No link yet to anthrax, bin Laden

Still, FBI chief says, 'organized terrorism not been ruled out'

Evidence made public

Similarities detected in letters sent to Daschle, Brokaw

War On Terrorism

Anthrax Scare

October 17, 2001|By Gail Gibson and Frank D. Roylance | Gail Gibson and Frank D. Roylance,SUN STAFF

WASHINGTON M-y The nation's top law enforcement officials yesterday tempered speculation that Osama bin Laden and his henchmen are behind the wave of anthrax cases and scares that have rattled the country.

At the same time, FBI Director Robert S. Mueller III noted similarities between the anthrax-tainted letters mailed from New Jersey to the offices of Sen. Tom Daschle in Washington and NBC Nightly News anchor Tom Brokaw in New York.

"While organized terrorism has not been ruled out," Mueller said, "so far we have found no direct link to organized terrorism."

His remarks, and comments yesterday by Attorney General John Ashcroft, ran counter to statements in recent days by President Bush and other administration officials that the anthrax attacks might be tied to Osama bin Laden and the al-Qaida terrorist network.

"Any time someone sends anthrax through the mail, it's an act of terror," Ashcroft told reporters. "But while we have not ruled out linkage to the terrorist attacks of Sept. 11 or the perpetrators of that attack, we do not have conclusive evidence that would provide a basis for a conclusion that it is a part of that terrorist endeavor." Nevertheless, said Mueller, "every threat receives a full response." "We have no choice but to assume that each reported instance is an actual biothreat," he said.

Law enforcement and public health investigators were putting that assumption to work yesterday.

In New York, they swept through broadcast, newspaper and wire service offices searching for suspect mail or traces of anthrax bacteria.

In Washington, Senate offices were closed, mail deliveries were stopped and hundreds of Senate workers reported for nasal swab tests and starter doses of antibiotics.

In Florida, one tabloid newspaper employee was in intensive care with anthrax disease, while hundreds of his co-workers prepared for another round of testing today.

And in Nevada, state health authorities stood by their assertion that there was anthrax in a letter sent from Malaysia to a Microscoft office in Reno, despite a finding by the federal Centers for Disease Control and Prevention that there was none.

Federal agents in search of hard leads in the case said yesterday that they were examining possible links between two letters that contained confirmed anthrax.

Mueller said there were "certain similarities" between a letter sent to NBC in New York and one sent to the Capitol Hill office of Senate Majority Leader Tom Daschle. Agents are investigating whether they might have come from the same source.

Both letters tested positive for anthrax contamination, and each had a Trenton, N.J., postmark. Daschle's was postmarked Oct. 8; the NBC letter was marked Sept. 16. The handwriting on the two letters also appeared to be similar, Mueller said.

The FBI released photos of the two envelopes yesterday.

Both were addressed in block print capital letters, in a childlike script. The envelope addressed to "Senator Daschle" bore a return address reading: 4TH GRADE, GREENDALE SCHOOL, FRANKLIN PARK NJ 08852.

The school apparently does not exist.

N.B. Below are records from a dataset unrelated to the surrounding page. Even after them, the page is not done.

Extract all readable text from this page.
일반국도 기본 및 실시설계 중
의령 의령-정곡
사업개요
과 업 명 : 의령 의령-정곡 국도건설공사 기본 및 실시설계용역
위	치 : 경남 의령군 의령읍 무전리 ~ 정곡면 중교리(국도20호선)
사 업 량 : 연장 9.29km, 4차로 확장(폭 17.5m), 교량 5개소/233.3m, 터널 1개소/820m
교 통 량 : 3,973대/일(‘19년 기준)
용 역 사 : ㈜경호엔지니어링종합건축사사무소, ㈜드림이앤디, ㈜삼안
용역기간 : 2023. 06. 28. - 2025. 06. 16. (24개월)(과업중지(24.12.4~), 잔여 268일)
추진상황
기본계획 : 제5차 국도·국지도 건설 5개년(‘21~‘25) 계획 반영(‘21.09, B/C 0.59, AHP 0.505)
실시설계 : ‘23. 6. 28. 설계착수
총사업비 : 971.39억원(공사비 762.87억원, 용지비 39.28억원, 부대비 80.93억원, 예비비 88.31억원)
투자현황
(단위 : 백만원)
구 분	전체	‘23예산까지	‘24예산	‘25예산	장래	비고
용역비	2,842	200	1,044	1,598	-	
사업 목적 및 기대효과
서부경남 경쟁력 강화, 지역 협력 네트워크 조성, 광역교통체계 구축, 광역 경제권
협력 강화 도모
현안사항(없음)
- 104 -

The Brokaw letter had no return address.

The FBI said the letters were undergoing handwriting analysis. The anthrax strains found in each envelope were being tested to see what characteristics they shared, if any.

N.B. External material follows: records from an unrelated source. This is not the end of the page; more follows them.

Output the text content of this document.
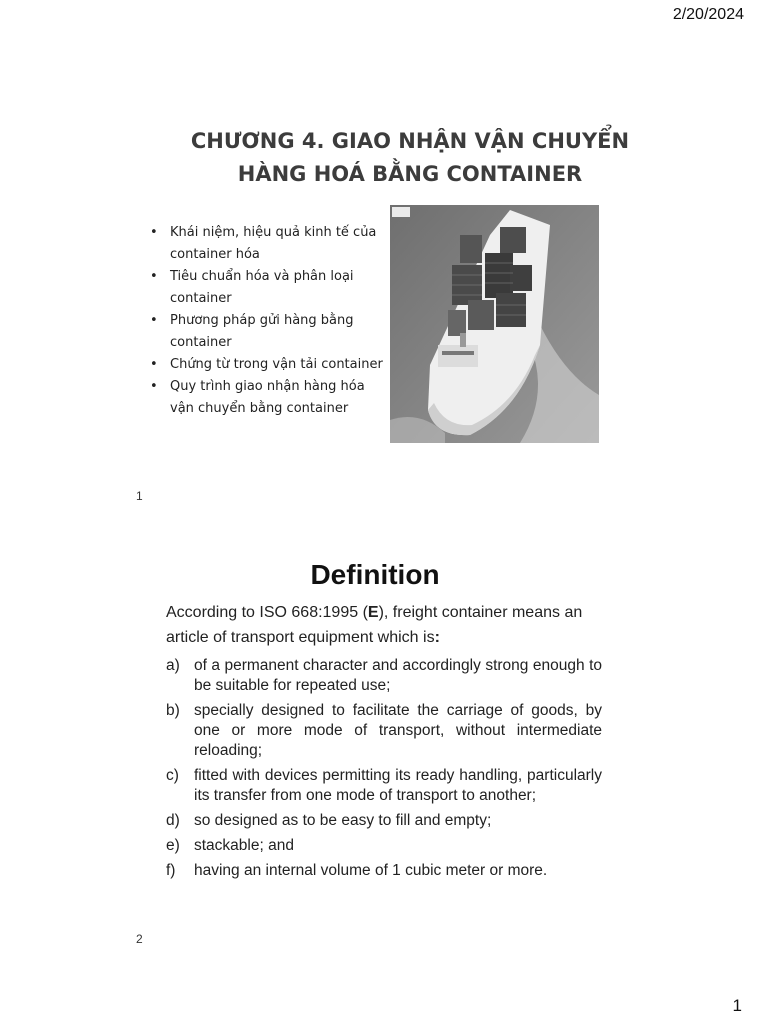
2/20/2024
CHƯƠNG 4. GIAO NHẬN VẬN CHUYỂN
HÀNG HOÁ BẰNG CONTAINER
• Khái niệm, hiệu quả kinh tế của container hóa
• Tiêu chuẩn hóa và phân loại container
• Phương pháp gửi hàng bằng container
• Chứng từ trong vận tải container
• Quy trình giao nhận hàng hóa vận chuyển bằng container
1
Definition
According to ISO 668:1995 (E), freight container means an article of transport equipment which is:
a) of a permanent character and accordingly strong enough to be suitable for repeated use;
b) specially designed to facilitate the carriage of goods, by one or more mode of transport, without intermediate reloading;
c) fitted with devices permitting its ready handling, particularly its transfer from one mode of transport to another;
d) so designed as to be easy to fill and empty;
e) stackable; and
f)	having an internal volume of 1 cubic meter or more.
2
1
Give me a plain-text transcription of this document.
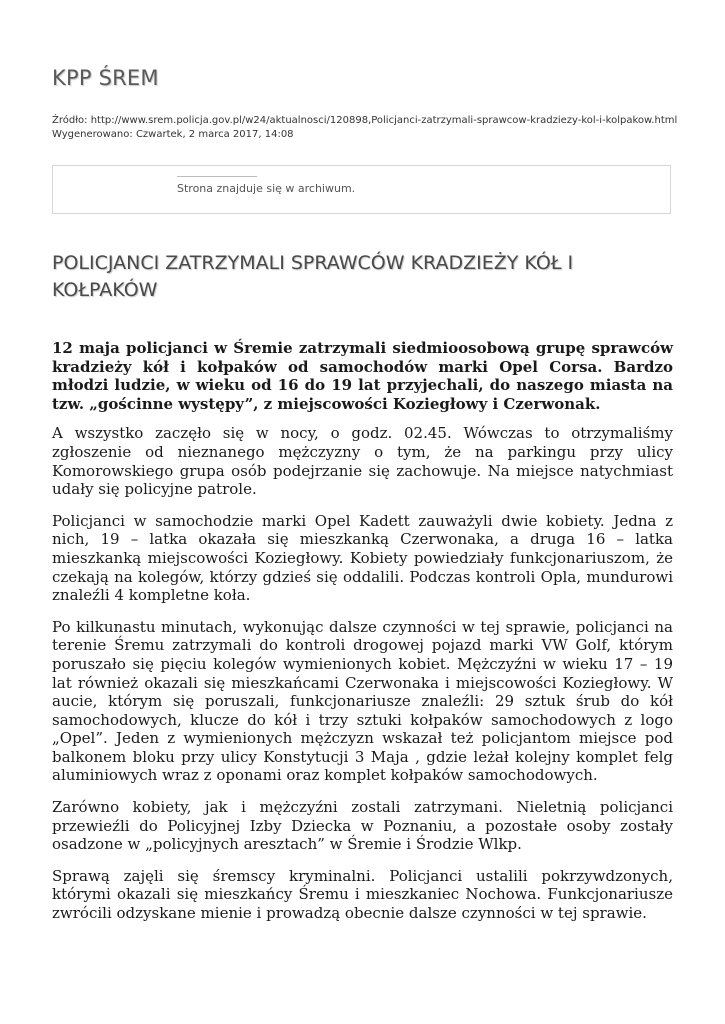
KPP ŚREM
Źródło: http://www.srem.policja.gov.pl/w24/aktualnosci/120898,Policjanci-zatrzymali-sprawcow-kradziezy-kol-i-kolpakow.html
Wygenerowano: Czwartek, 2 marca 2017, 14:08
Strona znajduje się w archiwum.
POLICJANCI ZATRZYMALI SPRAWCÓW KRADZIEŻY KÓŁ I KOŁPAKÓW

12 maja policjanci w Śremie zatrzymali siedmioosobową grupę sprawców kradzieży kół i kołpaków od samochodów marki Opel Corsa. Bardzo młodzi ludzie, w wieku od 16 do 19 lat przyjechali, do naszego miasta na tzw. „gościnne występy”, z miejscowości Koziegłowy i Czerwonak.

A wszystko zaczęło się w nocy, o godz. 02.45. Wówczas to otrzymaliśmy zgłoszenie od nieznanego mężczyzny o tym, że na parkingu przy ulicy Komorowskiego grupa osób podejrzanie się zachowuje. Na miejsce natychmiast udały się policyjne patrole.

Policjanci w samochodzie marki Opel Kadett zauważyli dwie kobiety. Jedna z nich, 19 – latka okazała się mieszkanką Czerwonaka, a druga 16 – latka mieszkanką miejscowości Koziegłowy. Kobiety powiedziały funkcjonariuszom, że czekają na kolegów, którzy gdzieś się oddalili. Podczas kontroli Opla, mundurowi znaleźli 4 kompletne koła.

Po kilkunastu minutach, wykonując dalsze czynności w tej sprawie, policjanci na terenie Śremu zatrzymali do kontroli drogowej pojazd marki VW Golf, którym poruszało się pięciu kolegów wymienionych kobiet. Mężczyźni w wieku 17 – 19 lat również okazali się mieszkańcami Czerwonaka i miejscowości Koziegłowy. W aucie, którym się poruszali, funkcjonariusze znaleźli: 29 sztuk śrub do kół samochodowych, klucze do kół i trzy sztuki kołpaków samochodowych z logo „Opel”. Jeden z wymienionych mężczyzn wskazał też policjantom miejsce pod balkonem bloku przy ulicy Konstytucji 3 Maja , gdzie leżał kolejny komplet felg aluminiowych wraz z oponami oraz komplet kołpaków samochodowych.

Zarówno kobiety, jak i mężczyźni zostali zatrzymani. Nieletnią policjanci przewieźli do Policyjnej Izby Dziecka w Poznaniu, a pozostałe osoby zostały osadzone w „policyjnych aresztach” w Śremie i Środzie Wlkp.

Sprawą zajęli się śremscy kryminalni. Policjanci ustalili pokrzywdzonych, którymi okazali się mieszkańcy Śremu i mieszkaniec Nochowa. Funkcjonariusze zwrócili odzyskane mienie i prowadzą obecnie dalsze czynności w tej sprawie.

Ashcroft said investigators wanted people to know what the envelopes looked like, because there could be others in circulation.

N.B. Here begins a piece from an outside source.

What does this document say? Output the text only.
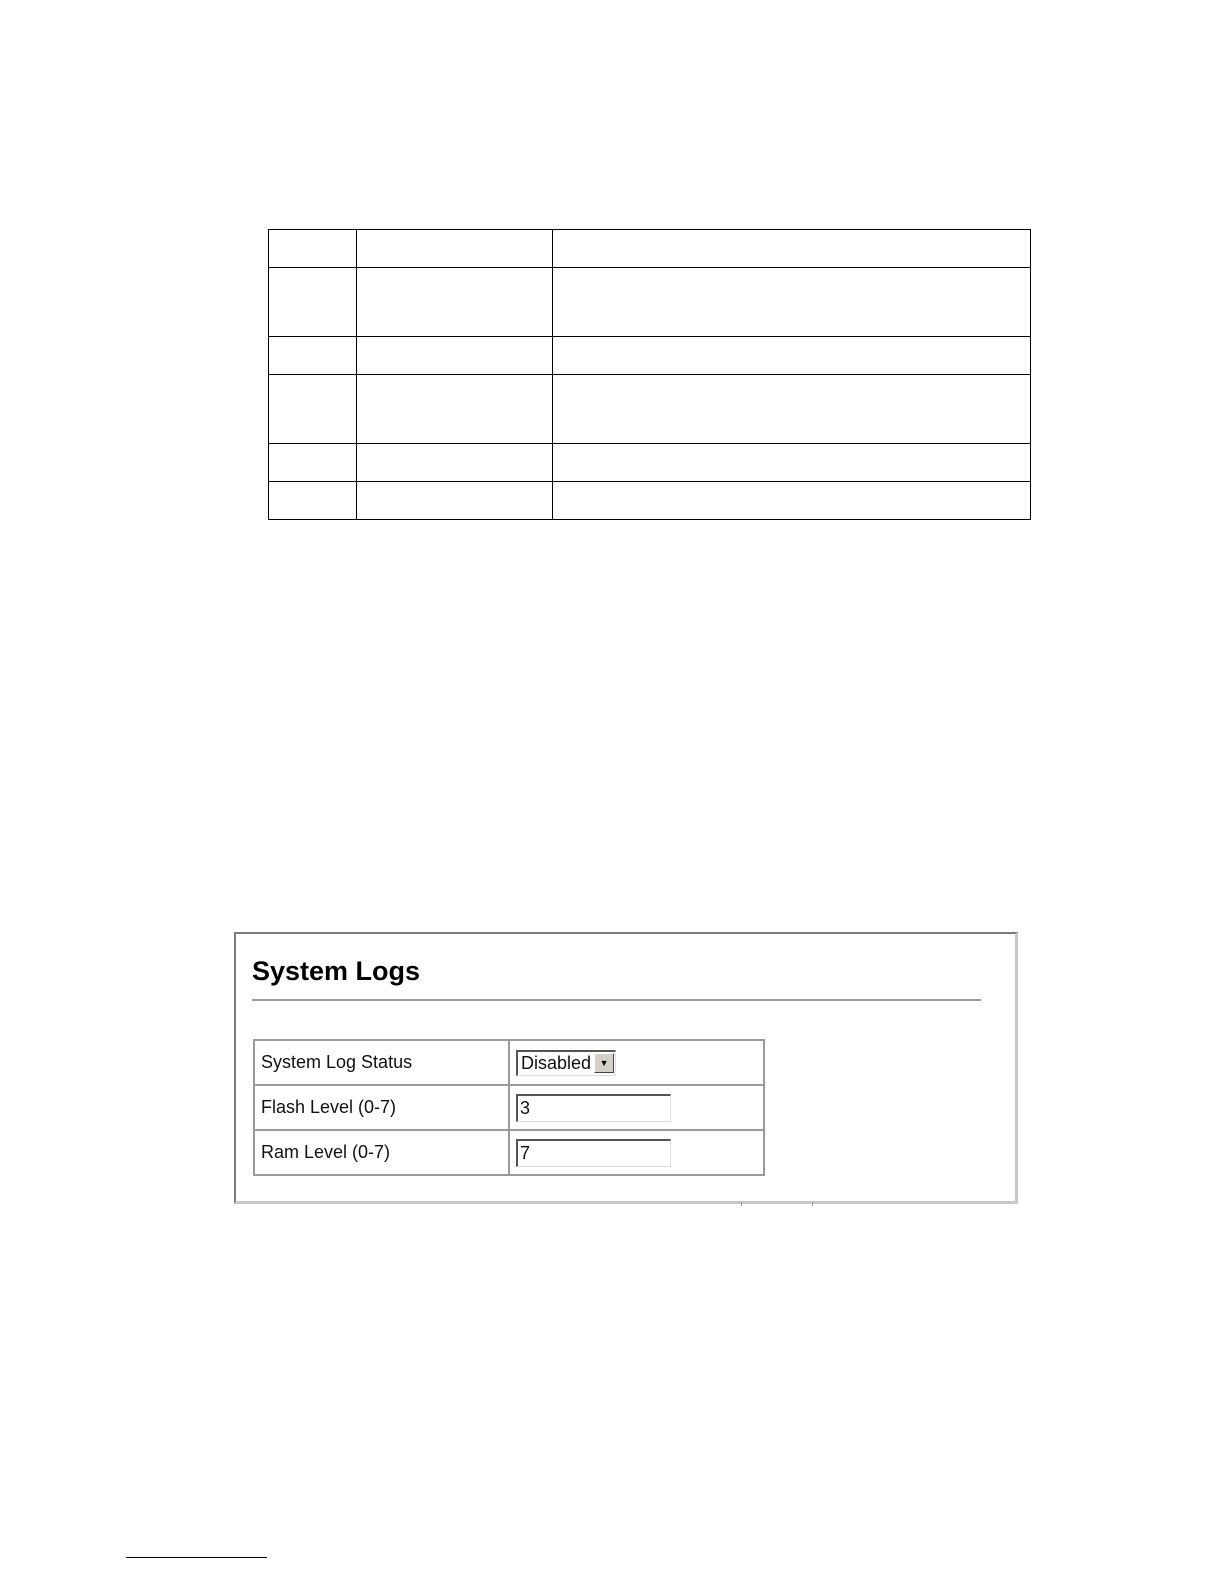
System Logs
System Log Status	Disabled ▼

Flash Level (0-7)	3
Ram Level (0-7)	7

Anthrax scares and false alarms have swept many cities around the world, but the only actual exposures so far have all been in the United States.ridians have been found to carry antibodies to the anthrax virus, but they are awaiting further tests to confirm any recent exposure. All the survivors are being treated with antibiotics.

So far, however, investigators have only the Daschle and the NBC letters, their contents, and the anthrax bacteria themselves as tangible clues to the mystery.

Investigators suspect that the anthrax that infected the Florida employees of tabloid publisher American Media Inc. also was carried into the newspapers' offices in a letter or package. But none has been found. There has also been no contaminated letter found at ABC News in New York, where the 7-month-old infant son of a producer is believed to have contracted the skin form of the disease.

CDC tests Monday found no anthrax in the sample of bacteria isolated from the letter by the state lab in Nevada.

But Nevada state epidemiologist Dr. Randall L. Todd said yesterday the CDC's conclusion was premature, because delays in the shipment of the sample to Atlanta could have degraded it.

"We don't consider any results the CDC has right now to be final," he said.

Todd said the sample was sent by overnight air, but the flight was cut short and the sample was shipped the rest of the way by truck, arriving more than a day late. A new sample, in a more stable medium, was en route yesterday from Nevada to the CDC for further testing.